One version of the Trojan drops, then executes, a batch file that attempts to delete the main application. Another drops a batch which targets a binary file named config.js, buried a few levels below Trusteer’s program folder — four different ways.

Banks use Trusteer as a way to prevent phishers from using falsified Web pages or Trojans from capturing their customers’ passwords when those customers log in.

Unfortunately for the cyberschnooks who wrote this claptrap, and luckily for the rest of us, they didn’t count on Trusteer protecting its components or files in any way.

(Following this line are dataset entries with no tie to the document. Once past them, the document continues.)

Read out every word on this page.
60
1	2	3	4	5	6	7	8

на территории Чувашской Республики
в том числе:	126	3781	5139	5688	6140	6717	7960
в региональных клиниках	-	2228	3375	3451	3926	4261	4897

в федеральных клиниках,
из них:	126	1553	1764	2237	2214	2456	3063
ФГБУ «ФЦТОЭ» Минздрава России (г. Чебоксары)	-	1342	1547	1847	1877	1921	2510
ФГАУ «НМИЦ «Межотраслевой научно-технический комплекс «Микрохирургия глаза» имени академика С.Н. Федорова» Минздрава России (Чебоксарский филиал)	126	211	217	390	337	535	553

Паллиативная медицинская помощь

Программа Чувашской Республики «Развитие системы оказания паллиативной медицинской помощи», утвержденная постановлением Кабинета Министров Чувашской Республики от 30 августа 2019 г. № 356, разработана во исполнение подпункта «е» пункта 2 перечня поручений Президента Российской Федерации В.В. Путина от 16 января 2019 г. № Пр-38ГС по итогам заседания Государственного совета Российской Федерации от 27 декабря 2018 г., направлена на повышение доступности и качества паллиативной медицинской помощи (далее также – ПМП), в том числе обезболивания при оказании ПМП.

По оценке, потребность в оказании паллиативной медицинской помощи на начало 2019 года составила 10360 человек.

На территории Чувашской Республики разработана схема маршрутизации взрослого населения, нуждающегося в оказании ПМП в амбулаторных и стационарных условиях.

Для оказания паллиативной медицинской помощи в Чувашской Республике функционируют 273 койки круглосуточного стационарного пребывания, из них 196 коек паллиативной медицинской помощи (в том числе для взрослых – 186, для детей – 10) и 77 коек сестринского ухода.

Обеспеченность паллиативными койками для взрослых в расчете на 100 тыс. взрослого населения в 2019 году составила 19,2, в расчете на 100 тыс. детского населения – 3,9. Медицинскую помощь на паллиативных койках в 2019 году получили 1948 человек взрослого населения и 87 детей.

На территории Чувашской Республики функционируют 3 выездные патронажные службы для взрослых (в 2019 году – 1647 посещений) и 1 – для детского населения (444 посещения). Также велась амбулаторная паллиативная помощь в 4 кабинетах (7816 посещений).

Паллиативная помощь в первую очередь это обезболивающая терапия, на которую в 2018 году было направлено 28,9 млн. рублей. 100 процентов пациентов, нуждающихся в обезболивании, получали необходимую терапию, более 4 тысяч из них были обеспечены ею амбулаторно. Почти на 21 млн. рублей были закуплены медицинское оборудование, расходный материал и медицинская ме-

Fortunately, in each of our tests, Rapport handily defeated the meager, unsuccessful attempts by the spy (which we call Trojan-Phisher-Rancor) to delete the application or its configuration file.

Banks contract with Trusteer to use Rapport to handle the security of online banking logins, so you can’t just use the software with any bank Web site, but the list of banks using the service includes some of the banks targeted most frequently by phishers: HSBC, SunTrust, BBVA Compass, Royal Bank of Scotland, and Fifth Third Bank (among others).

While this appears to be an isolated (and, for now, totally inept) incident of an easily defeated phishing Trojan that attempts to disable this particular anti-phishing software, it isn’t a good idea to underestimate the enemy. Clearly this attempt was a failure, but the next one might not be.